Most of the casualties were those involved in combat, such as Taliban fighters, but a fifth were civilians, including children.

The BBC was given exclusive access to spend a week with ambulance workers in Afghanistan

The worst day for civilians was 18 August, when 112 were killed, including 92 at a wedding in Kabul.

The Taliban are estimated to be openly active across 70% of Afghanistan.

In June 2019, the country was named the least peaceful place in the world by the Global Peace Index report.

Both Taliban and Nato-backed Afghan forces are on the offensive now.

One Afghan government source said they were fighting harder than ever before as they pushed to recapture territory long held or recently taken by the Taliban.

More fighting means more civilian casualties

Taliban negotiators in the Qatari capital Doha told us they had established an office to investigate such incidents.

On the government side, an office was set up six months ago by the national security adviser, Dr Hamdullah Mohib, who told us every incident was being investigated.

But as one village elder in Herat lamented: "We're coming under attack from both sides. What should we do?"

What happened to the peace talks?

President Trump called off peace negotiations with the Taliban on 7 September after the militant group launched an attack that killed an American soldier.

Talks on ending the 18-year conflict had been under way for weeks in the Gulf state Qatar, and were, by some accounts, coming close to fruition.

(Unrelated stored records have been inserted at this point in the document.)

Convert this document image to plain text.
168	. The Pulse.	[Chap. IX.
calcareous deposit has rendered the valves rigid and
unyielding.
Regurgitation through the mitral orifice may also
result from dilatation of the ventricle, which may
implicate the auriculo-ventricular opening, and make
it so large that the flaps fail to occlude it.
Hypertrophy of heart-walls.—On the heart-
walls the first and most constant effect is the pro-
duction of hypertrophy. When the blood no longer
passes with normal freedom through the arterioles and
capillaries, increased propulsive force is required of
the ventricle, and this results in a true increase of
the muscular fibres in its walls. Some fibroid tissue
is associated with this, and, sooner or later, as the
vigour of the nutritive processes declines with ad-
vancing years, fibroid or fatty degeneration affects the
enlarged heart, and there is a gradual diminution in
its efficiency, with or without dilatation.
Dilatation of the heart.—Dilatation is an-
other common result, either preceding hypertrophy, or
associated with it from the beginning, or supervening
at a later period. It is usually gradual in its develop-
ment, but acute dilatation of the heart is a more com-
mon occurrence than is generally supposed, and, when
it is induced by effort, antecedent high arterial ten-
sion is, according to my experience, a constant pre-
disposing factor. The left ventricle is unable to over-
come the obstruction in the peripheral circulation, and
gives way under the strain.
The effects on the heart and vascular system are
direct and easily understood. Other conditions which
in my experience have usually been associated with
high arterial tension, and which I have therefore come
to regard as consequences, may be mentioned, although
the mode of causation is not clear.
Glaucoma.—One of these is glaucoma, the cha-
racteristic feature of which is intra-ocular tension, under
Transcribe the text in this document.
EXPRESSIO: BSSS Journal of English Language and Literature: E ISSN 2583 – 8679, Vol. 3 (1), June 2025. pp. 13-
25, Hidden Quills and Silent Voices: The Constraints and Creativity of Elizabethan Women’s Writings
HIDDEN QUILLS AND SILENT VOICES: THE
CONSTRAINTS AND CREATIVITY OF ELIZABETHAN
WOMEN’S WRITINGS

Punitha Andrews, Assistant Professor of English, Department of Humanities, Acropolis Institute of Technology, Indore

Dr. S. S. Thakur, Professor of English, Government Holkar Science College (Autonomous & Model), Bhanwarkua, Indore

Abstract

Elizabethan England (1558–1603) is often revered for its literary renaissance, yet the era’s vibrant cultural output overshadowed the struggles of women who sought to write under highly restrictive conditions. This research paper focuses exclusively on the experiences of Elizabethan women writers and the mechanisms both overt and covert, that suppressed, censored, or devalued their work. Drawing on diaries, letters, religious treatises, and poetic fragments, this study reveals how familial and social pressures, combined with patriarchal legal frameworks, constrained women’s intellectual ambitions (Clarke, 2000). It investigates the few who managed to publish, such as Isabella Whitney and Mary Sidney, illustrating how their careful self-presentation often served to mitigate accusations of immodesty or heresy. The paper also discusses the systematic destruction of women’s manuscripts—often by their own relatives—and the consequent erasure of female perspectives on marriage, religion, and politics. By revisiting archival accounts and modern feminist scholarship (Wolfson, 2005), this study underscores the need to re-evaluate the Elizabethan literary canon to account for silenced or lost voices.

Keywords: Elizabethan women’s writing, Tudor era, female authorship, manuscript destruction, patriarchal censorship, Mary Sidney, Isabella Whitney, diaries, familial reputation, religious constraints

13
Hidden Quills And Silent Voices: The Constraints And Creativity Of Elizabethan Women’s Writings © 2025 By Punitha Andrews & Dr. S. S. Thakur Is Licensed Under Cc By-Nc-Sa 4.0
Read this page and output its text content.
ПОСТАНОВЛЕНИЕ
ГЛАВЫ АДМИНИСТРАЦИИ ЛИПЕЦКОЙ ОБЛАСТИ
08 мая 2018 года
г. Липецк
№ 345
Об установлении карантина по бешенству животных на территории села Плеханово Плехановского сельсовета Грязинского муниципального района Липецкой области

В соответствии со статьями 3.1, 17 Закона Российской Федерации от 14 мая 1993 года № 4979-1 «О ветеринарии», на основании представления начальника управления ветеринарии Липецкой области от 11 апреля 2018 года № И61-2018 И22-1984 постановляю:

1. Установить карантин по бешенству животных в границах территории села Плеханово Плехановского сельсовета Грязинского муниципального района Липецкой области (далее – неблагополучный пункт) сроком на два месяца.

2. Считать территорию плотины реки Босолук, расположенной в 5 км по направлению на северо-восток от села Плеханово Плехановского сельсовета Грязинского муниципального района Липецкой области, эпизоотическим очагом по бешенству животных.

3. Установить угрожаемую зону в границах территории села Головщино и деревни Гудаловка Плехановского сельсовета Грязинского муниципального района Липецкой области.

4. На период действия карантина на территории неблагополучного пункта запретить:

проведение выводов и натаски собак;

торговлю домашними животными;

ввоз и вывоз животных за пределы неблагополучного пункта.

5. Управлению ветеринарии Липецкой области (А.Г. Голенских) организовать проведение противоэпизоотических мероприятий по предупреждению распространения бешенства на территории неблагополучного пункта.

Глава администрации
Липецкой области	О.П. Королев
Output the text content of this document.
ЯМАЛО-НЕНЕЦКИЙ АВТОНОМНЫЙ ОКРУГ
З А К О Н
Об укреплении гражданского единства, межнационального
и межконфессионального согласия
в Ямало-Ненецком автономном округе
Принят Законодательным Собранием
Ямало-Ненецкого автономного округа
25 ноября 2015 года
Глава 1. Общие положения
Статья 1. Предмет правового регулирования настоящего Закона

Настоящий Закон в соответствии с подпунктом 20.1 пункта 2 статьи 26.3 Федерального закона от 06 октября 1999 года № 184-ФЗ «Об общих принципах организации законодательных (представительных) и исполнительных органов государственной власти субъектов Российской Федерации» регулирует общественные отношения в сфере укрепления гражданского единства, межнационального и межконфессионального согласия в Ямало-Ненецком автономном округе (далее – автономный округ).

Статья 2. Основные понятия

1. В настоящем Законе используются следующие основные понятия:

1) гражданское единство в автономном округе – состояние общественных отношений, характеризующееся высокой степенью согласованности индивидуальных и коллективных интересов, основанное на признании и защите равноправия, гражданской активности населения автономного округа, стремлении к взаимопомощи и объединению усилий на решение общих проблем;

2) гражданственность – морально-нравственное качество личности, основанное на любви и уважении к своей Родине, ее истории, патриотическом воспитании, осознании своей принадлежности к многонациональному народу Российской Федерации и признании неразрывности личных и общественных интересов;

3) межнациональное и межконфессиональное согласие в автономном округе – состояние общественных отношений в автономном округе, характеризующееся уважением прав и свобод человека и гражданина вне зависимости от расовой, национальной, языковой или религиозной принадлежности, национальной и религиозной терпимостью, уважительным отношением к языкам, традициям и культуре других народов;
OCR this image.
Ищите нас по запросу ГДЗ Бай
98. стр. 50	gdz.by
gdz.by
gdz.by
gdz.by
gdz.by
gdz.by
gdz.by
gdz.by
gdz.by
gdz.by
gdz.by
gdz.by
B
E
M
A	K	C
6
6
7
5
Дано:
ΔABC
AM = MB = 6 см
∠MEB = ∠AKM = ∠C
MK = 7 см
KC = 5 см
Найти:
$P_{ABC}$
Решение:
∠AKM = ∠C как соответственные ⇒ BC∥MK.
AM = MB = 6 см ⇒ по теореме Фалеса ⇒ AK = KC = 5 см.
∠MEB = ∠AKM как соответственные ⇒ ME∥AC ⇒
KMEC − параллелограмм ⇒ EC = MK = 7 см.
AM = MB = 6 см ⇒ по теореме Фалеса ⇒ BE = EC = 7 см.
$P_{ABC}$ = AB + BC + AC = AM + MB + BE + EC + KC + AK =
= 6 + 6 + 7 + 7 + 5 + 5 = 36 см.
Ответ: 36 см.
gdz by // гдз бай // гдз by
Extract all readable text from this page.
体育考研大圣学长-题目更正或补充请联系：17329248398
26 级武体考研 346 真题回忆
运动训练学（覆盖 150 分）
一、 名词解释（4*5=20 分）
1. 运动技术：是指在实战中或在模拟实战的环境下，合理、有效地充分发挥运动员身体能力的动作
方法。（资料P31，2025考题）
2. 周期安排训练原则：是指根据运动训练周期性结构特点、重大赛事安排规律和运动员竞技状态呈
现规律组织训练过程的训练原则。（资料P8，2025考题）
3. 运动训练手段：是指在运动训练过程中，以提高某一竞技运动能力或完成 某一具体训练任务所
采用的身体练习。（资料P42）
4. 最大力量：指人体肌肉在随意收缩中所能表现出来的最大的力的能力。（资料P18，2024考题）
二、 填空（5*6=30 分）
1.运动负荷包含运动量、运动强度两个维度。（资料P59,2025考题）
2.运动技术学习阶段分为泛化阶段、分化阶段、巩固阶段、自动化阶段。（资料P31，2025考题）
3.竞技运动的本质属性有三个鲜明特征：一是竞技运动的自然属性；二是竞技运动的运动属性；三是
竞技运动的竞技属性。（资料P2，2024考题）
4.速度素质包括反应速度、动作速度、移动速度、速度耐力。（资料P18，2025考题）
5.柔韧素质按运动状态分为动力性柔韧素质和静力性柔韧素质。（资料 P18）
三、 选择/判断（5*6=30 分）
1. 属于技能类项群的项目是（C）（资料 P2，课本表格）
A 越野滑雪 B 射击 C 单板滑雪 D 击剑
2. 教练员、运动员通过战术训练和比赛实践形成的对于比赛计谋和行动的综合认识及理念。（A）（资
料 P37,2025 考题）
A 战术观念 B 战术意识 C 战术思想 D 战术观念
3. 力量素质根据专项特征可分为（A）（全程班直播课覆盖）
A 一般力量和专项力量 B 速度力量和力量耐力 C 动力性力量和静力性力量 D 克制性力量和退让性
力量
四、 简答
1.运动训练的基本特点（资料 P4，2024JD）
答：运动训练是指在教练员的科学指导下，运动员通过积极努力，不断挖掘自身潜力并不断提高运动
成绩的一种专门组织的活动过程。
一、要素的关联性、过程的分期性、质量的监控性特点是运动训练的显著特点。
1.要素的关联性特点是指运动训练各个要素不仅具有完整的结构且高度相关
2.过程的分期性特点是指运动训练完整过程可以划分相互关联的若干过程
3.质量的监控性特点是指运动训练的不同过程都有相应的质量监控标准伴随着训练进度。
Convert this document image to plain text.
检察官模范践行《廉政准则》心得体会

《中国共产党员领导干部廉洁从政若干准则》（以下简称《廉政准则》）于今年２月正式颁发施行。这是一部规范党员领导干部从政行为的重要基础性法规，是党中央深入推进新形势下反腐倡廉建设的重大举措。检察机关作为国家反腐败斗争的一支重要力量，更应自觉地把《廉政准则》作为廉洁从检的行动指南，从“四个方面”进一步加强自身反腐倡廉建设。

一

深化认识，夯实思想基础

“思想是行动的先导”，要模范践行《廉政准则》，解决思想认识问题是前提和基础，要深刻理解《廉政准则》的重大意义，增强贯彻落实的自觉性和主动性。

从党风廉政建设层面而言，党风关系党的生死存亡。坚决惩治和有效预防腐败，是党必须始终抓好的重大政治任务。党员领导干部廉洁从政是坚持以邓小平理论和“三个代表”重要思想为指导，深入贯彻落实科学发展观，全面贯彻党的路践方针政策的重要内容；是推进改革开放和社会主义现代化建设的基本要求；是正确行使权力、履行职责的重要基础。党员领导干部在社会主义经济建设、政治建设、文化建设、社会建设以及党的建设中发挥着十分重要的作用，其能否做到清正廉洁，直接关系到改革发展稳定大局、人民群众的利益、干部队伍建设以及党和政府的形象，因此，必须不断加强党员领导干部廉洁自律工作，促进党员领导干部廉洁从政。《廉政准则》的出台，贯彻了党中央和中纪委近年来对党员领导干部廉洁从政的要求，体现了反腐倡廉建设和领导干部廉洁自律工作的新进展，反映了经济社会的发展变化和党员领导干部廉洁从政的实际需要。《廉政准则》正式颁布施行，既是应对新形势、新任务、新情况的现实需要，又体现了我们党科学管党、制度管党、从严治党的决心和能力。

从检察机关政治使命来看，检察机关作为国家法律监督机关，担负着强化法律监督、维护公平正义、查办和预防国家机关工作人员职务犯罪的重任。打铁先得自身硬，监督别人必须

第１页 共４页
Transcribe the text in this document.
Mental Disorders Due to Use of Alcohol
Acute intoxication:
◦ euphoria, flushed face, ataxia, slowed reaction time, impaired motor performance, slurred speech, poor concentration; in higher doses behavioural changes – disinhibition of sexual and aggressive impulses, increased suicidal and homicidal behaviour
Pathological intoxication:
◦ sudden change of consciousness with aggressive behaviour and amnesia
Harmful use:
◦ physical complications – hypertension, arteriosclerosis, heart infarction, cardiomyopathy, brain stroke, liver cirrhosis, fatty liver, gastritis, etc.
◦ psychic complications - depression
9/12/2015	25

The US has had troops in Afghanistan since 2001, when it overthrew the Taliban government.

Since then, the Taliban have refused to speak directly with the Afghan government, calling it an American puppet.

At the weekend, a spokesman for President Ghani ruled out making any deal before the election.

Why are the elections contentious?

The elections have been twice delayed, and if the peace deal had been struck, they were unlikely to go ahead this month.

The Taliban fear they will allow the current government to cement its power. They have attacked campaign rallies and polling sites in previous years.

The group's spokesman, Zabihullah Mujahid, said such locations were "military targets" because they were protected by security forces.